Doña Perfecta, D. Inocencio, Jacinto et Pinzon se trouvaient un jour ensemble dans le jardin. On parla de la troupe et de la mission qu’elle venait remplir à Orbajosa, ce qui fournit au señor Penitenciario l’occasion de flétrir les procédés tyranniques du gouvernement—puis, sans savoir comment, on prononça le nom de Pepe Rey.

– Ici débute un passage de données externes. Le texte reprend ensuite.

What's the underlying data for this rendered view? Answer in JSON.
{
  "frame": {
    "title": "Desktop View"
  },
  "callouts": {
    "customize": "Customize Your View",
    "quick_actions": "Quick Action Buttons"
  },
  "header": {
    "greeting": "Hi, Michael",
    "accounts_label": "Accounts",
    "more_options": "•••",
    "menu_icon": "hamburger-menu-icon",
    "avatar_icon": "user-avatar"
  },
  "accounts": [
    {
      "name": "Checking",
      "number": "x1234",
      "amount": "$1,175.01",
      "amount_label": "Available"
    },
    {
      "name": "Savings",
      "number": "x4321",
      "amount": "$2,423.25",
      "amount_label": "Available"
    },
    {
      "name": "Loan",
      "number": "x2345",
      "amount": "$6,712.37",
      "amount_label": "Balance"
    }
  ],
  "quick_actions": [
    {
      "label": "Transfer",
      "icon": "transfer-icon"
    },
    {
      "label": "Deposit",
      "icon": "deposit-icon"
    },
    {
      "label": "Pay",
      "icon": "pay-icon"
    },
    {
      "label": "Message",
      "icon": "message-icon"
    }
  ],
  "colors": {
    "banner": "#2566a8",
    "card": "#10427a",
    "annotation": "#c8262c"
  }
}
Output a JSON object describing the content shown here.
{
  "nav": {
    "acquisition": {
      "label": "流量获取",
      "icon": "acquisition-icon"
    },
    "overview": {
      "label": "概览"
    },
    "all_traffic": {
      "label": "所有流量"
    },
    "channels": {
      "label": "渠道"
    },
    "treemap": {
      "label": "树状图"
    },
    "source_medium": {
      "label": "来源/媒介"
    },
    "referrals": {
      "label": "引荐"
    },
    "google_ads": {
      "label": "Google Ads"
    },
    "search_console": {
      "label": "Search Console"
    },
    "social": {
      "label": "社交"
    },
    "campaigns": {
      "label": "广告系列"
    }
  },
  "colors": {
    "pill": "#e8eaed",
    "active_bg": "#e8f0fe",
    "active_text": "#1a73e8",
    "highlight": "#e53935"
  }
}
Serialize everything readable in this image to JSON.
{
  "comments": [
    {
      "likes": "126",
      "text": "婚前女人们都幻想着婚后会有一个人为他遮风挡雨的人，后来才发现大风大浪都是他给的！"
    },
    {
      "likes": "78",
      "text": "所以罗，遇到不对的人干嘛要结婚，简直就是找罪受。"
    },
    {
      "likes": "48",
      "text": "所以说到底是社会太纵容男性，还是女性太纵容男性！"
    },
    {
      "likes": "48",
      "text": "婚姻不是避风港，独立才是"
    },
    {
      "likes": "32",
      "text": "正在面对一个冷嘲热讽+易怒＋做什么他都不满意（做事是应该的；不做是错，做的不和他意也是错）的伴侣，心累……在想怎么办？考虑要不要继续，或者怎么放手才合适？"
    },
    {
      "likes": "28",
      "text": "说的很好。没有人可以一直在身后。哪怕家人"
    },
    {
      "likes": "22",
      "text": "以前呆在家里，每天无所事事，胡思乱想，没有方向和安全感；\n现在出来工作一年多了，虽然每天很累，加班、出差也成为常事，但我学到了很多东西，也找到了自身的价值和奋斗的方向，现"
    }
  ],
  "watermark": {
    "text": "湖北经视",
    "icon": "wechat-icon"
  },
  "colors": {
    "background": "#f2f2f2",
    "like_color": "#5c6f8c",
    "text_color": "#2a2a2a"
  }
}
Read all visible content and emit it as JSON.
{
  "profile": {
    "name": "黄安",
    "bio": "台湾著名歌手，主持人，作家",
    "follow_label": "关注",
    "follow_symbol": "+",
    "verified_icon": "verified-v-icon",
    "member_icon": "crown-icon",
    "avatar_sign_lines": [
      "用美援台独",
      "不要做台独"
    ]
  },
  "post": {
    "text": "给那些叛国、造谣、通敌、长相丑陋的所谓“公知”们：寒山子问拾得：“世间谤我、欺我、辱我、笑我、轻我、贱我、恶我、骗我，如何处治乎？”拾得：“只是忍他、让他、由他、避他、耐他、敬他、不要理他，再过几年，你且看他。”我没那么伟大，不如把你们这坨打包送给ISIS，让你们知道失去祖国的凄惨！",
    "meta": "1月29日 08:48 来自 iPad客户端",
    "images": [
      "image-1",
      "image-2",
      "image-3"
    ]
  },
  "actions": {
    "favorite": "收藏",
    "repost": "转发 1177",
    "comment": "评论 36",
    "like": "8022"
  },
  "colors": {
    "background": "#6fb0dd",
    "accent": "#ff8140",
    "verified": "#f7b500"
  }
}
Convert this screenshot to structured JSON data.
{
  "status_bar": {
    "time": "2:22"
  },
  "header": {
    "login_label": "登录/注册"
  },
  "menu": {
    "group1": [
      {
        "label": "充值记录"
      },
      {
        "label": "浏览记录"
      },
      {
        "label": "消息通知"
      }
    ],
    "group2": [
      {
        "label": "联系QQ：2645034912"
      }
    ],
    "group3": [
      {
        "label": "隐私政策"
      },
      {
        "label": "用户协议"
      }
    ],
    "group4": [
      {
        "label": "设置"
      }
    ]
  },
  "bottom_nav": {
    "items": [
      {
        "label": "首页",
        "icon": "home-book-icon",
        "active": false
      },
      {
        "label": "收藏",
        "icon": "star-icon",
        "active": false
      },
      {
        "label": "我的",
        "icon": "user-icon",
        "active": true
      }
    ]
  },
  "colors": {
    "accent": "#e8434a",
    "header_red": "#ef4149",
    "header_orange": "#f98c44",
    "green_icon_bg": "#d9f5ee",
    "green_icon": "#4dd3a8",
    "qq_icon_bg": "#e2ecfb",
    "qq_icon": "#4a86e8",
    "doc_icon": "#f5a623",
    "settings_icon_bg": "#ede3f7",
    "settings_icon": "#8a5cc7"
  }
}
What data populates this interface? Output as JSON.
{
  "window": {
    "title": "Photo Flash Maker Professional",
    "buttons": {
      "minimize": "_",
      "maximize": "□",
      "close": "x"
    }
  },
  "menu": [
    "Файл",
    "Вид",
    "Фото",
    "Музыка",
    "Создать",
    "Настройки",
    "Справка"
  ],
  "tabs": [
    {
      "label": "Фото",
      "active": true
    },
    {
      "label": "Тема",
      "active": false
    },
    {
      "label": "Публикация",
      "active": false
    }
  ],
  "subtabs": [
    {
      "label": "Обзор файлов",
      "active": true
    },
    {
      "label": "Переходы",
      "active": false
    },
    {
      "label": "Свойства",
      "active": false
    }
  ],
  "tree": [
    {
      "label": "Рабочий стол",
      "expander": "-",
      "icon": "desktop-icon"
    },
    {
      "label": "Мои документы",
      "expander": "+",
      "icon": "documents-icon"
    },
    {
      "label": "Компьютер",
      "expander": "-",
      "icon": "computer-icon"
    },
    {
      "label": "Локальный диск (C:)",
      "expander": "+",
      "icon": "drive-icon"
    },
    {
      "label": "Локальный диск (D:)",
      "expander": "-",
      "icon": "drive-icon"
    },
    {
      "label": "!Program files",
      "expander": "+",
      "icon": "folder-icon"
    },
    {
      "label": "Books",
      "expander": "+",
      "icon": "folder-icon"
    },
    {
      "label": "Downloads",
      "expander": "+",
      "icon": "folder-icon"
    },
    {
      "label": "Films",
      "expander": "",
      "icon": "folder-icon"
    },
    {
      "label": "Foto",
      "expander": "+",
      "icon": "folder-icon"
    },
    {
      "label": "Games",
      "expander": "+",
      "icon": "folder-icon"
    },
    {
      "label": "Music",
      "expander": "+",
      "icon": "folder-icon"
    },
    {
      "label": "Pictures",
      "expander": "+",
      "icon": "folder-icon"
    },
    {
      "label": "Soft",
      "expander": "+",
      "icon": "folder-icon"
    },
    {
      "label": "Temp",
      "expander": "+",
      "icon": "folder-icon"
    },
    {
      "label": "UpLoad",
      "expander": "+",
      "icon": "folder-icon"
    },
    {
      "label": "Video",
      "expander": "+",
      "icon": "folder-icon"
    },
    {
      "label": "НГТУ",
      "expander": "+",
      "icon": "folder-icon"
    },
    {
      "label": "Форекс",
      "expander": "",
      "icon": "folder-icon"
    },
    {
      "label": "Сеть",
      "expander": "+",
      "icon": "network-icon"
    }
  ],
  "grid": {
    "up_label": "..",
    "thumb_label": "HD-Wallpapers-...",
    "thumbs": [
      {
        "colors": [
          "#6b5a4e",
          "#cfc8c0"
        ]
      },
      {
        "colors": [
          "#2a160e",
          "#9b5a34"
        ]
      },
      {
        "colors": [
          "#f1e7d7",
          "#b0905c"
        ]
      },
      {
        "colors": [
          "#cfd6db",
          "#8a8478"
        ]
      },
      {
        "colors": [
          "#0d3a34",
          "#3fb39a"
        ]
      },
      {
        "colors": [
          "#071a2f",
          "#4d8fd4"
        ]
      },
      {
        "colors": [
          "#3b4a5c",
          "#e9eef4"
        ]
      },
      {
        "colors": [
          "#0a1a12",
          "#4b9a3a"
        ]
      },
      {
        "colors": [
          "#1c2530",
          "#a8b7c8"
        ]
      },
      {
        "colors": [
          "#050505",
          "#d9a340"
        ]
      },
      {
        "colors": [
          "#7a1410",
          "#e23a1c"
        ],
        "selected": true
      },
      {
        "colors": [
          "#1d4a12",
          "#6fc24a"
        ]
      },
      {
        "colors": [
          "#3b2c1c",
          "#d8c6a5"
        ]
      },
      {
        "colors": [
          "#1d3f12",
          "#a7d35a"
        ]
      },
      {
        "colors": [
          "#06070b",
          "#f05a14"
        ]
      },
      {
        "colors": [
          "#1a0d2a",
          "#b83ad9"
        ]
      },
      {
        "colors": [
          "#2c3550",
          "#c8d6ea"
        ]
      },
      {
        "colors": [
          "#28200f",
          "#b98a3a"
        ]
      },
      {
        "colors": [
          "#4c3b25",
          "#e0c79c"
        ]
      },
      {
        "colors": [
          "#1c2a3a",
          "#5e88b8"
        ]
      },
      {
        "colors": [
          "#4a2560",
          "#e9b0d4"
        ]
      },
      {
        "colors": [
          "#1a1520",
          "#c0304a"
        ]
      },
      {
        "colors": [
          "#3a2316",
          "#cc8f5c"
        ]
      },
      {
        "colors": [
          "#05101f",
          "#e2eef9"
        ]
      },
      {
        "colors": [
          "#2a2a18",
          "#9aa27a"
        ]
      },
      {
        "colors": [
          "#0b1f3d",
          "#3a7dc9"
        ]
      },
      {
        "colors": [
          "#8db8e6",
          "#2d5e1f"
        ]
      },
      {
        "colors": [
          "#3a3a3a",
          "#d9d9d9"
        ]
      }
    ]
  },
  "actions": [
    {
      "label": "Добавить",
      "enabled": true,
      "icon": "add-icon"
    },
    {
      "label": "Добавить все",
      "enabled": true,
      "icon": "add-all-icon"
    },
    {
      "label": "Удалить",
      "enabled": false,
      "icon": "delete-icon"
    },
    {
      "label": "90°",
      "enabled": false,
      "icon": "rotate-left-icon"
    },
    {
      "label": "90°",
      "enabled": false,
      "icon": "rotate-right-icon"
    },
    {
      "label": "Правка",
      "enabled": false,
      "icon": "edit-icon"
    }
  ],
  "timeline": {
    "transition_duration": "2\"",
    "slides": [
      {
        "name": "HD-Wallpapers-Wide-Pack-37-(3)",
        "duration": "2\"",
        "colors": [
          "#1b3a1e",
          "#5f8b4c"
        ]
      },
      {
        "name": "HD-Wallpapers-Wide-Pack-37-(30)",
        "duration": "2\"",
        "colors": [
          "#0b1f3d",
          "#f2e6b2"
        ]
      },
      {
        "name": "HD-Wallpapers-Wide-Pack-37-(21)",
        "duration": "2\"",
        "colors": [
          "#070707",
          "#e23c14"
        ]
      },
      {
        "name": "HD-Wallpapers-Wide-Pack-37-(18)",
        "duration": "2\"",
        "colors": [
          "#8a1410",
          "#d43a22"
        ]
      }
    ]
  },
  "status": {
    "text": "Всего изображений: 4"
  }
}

—Il est encore à l’auberge—dit le petit avocat.—Je l’ai vu hier, et il m’a chargé de vous présenter ses respects, señora doña Perfecta.

—A-t-on jamais vu plus colossale insolence?... Ah! Sr. Pinzon, ne soyez pas étonné de m’entendre tenir ce langage à l’égard de mon neveu... de ce «caballerito» qui, vous le savez déjà, logeait dans la chambre que vous occupez.

—Oui, oui, je sais! Je ne le fréquente pas; mais je le connais de vue et de réputation. Il est l’ami intime de notre brigadier.

—L’intime ami du brigadier?

—Oui, señora, du commandant de la brigade qu’on a envoyée dans ce pays, et qui a été répartie en différents villages.

—Et où se trouve-t-il?—demanda la dame avec le plus vif intérêt.

—A Orbajosa.

—Je crois qu’il est logé dans la maison Polavieja—indiqua Jacinto.

—Votre neveu—continua Pinzon—et le brigadier Batalla sont amis intimes; ils sont inséparables, et on les rencontre ensemble, à toute heure dans les rues de la ville.